趁著天還沒黑,曾尛索性從空間裡拿出背簍和小鋤頭,上山去采蘑菇了。
山上還下著毛毛細雨,不過不大,為了自己不被著涼,她拿出輕薄的雨衣穿上,換上膠鞋,然後心情極好的勞動去了。
這邊的山也不高,估計還沒一百米高,但是山上植被茂密,野紅棗,野柿子,枸杞子,覆盆子,甚至還看都了一顆野生的藍莓。
藍莓不多見,覆盆子也超級好吃,曾尛喜歡,乾脆拿出鐵鍁,挖了兩顆種到自己空間的花壇裡去了。
棗有那種黃豆大小的野酸棗,這種棗長得低矮,像灌木叢,但是也有那種長在高高的樹上,比拇指還要大的棗。
地上已經落了很多棗,上麵也結了不少,青的紅的都有,現場有被人們采集的痕跡,曾尛長了一顆,很甜。
她用腳踹了樹,但是因為力量小,隻落了十幾個,看到現場有不少竹竿子,於是她也用竹竿子敲打,啪啪啪的棗子就都從高處落下來了。
興奮的她開始往背簍裡收,光撿棗子,她就耗費了幾個小時的時間,等到天色漸暗,看不太清後,她不得不放棄。
而且這個時候,外麵的雨勢也大了起來,她不得不進空間躲避這場秋雨。
進入空間後,先舒舒服服的泡了個熱水澡,然後搬著小凳子,開始挑揀那已經堆的像小山一樣高的大棗。
棗子撿的時候,已經挑揀過一遍,但因擔心天色晚,有看遺漏的地方,所以還需要再過濾一遍。
那一片連續至少七八顆這樣的大棗數,每棵樹下都落了好多的棗子,足以可見他們很能結棗子啊!

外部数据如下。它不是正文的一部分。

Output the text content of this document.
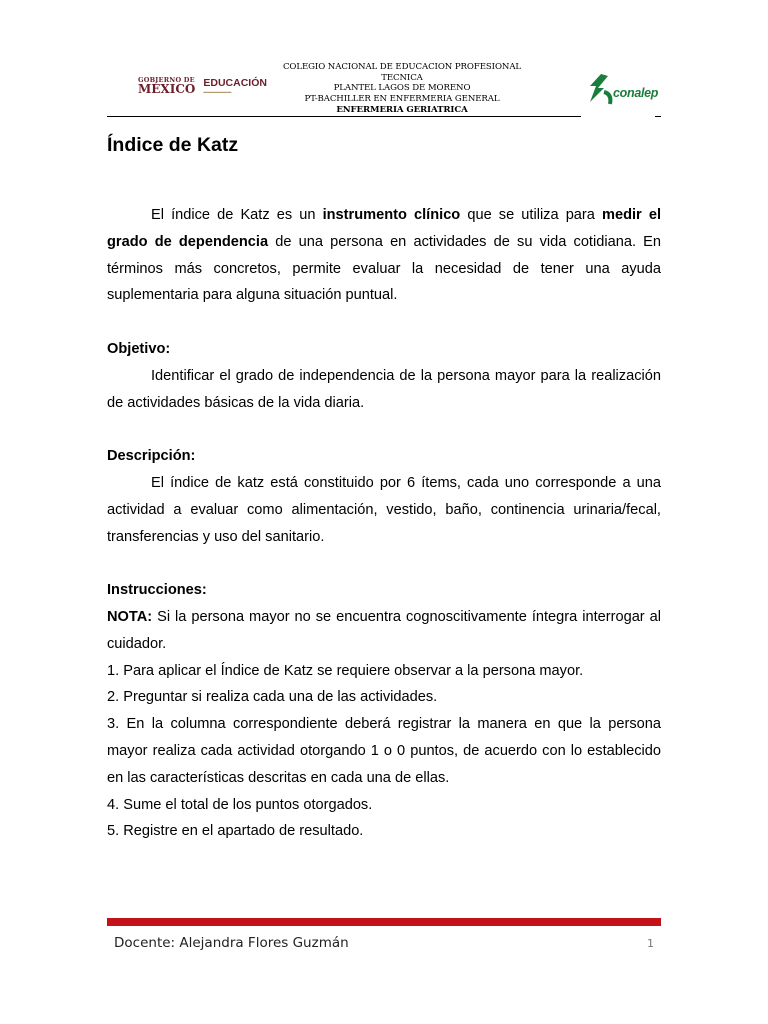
GOBIERNO DE
MÉXICO EDUCACIÓN
▬▬▬▬▬▬▬
COLEGIO NACIONAL DE EDUCACION PROFESIONAL TECNICA
PLANTEL LAGOS DE MORENO
PT-BACHILLER EN ENFERMERIA GENERAL
ENFERMERIA GERIATRICA
conalep
Índice de Katz

El índice de Katz es un instrumento clínico que se utiliza para medir el grado de dependencia de una persona en actividades de su vida cotidiana. En términos más concretos, permite evaluar la necesidad de tener una ayuda suplementaria para alguna situación puntual.

Objetivo:

Identificar el grado de independencia de la persona mayor para la realización de actividades básicas de la vida diaria.

Descripción:

El índice de katz está constituido por 6 ítems, cada uno corresponde a una actividad a evaluar como alimentación, vestido, baño, continencia urinaria/fecal, transferencias y uso del sanitario.

Instrucciones:

NOTA: Si la persona mayor no se encuentra cognoscitivamente íntegra interrogar al cuidador.

1. Para aplicar el Índice de Katz se requiere observar a la persona mayor.

2. Preguntar si realiza cada una de las actividades.

3. En la columna correspondiente deberá registrar la manera en que la persona mayor realiza cada actividad otorgando 1 o 0 puntos, de acuerdo con lo establecido en las características descritas en cada una de ellas.

4. Sume el total de los puntos otorgados.

5. Registre en el apartado de resultado.

Docente: Alejandra Flores Guzmán	1
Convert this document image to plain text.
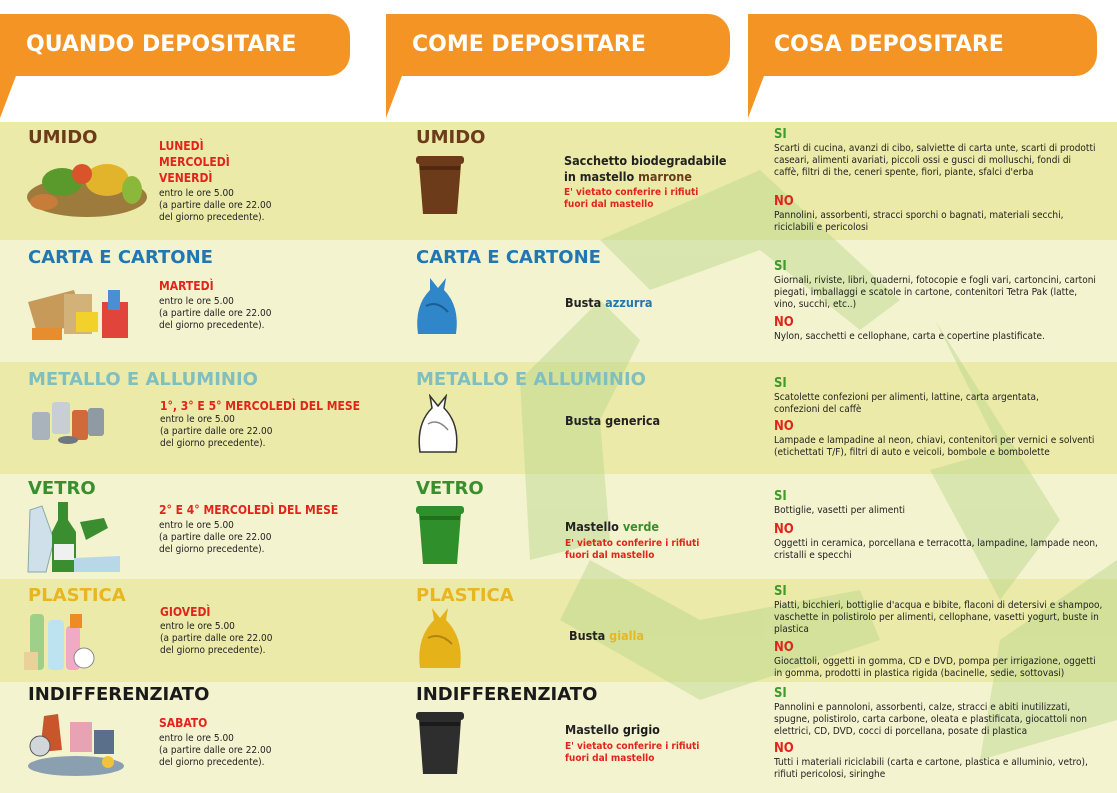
QUANDO DEPOSITARE	COME DEPOSITARE	COSA DEPOSITARE
UMIDO	LUNEDÌ
MERCOLEDÌ
VENERDÌ
entro le ore 5.00
(a partire dalle ore 22.00
del giorno precedente).
UMIDO
Sacchetto biodegradabile
in mastello marrone
E' vietato conferire i rifiuti
fuori dal mastello
SI
Scarti di cucina, avanzi di cibo, salviette di carta unte, scarti di prodotti caseari, alimenti avariati, piccoli ossi e gusci di molluschi, fondi di caffè, filtri di the, ceneri spente, fiori, piante, sfalci d'erba
NO
Pannolini, assorbenti, stracci sporchi o bagnati, materiali secchi, riciclabili e pericolosi
CARTA E CARTONE
MARTEDÌ
entro le ore 5.00
(a partire dalle ore 22.00
del giorno precedente).
CARTA E CARTONE
Busta azzurra
SI
Giornali, riviste, libri, quaderni, fotocopie e fogli vari, cartoncini, cartoni piegati, imballaggi e scatole in cartone, contenitori Tetra Pak (latte, vino, succhi, etc..)
NO
Nylon, sacchetti e cellophane, carta e copertine plastificate.
METALLO E ALLUMINIO
1°, 3° E 5° MERCOLEDÌ DEL MESE
entro le ore 5.00
(a partire dalle ore 22.00
del giorno precedente).
METALLO E ALLUMINIO
Busta generica
SI
Scatolette confezioni per alimenti, lattine, carta argentata, confezioni del caffè
NO
Lampade e lampadine al neon, chiavi, contenitori per vernici e solventi (etichettati T/F), filtri di auto e veicoli, bombole e bombolette
VETRO
2° E 4° MERCOLEDÌ DEL MESE
entro le ore 5.00
(a partire dalle ore 22.00
del giorno precedente).
VETRO
Mastello verde
E' vietato conferire i rifiuti
fuori dal mastello
SI
Bottiglie, vasetti per alimenti
NO
Oggetti in ceramica, porcellana e terracotta, lampadine, lampade neon, cristalli e specchi
PLASTICA
GIOVEDÌ
entro le ore 5.00
(a partire dalle ore 22.00
del giorno precedente).
PLASTICA
Busta gialla
SI
Piatti, bicchieri, bottiglie d'acqua e bibite, flaconi di detersivi e shampoo, vaschette in polistirolo per alimenti, cellophane, vasetti yogurt, buste in plastica
NO
Giocattoli, oggetti in gomma, CD e DVD, pompa per irrigazione, oggetti in gomma, prodotti in plastica rigida (bacinelle, sedie, sottovasi)
INDIFFERENZIATO
SABATO
entro le ore 5.00
(a partire dalle ore 22.00
del giorno precedente).
INDIFFERENZIATO
Mastello grigio
E' vietato conferire i rifiuti
fuori dal mastello
SI
Pannolini e pannoloni, assorbenti, calze, stracci e abiti inutilizzati, spugne, polistirolo, carta carbone, oleata e plastificata, giocattoli non elettrici, CD, DVD, cocci di porcellana, posate di plastica
NO
Tutti i materiali riciclabili (carta e cartone, plastica e alluminio, vetro), rifiuti pericolosi, siringhe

山下的人也絕對不會不知道這些棗樹,至於為什麼沒有被摘完,她可以暫時歸納為時間還不到?
她一共撿了差不多四大框,加起來得有二百斤的樣子。
哪怕重新過濾一遍,也挑出了不少壞的,剩下的她沒有過斤稱,直接賣到了空間,居然四塊五一斤。
看來這品質是相當不錯了。
這些棗子她曾經在寧夏那邊見到過,特彆甜,一點也不酸,而且水分也足,很好吃,不過棗不能吃多,吃得多容易胃發酸發脹,她下午已經吃了不少,晚上一點不餓,明天可以再去撿一批,這批賣了九百元呢,哈哈,真沒想到還有這樣的好事兒,突然覺得,在這兒多待幾天也不錯,就讓李濤在他家多停留幾天吧!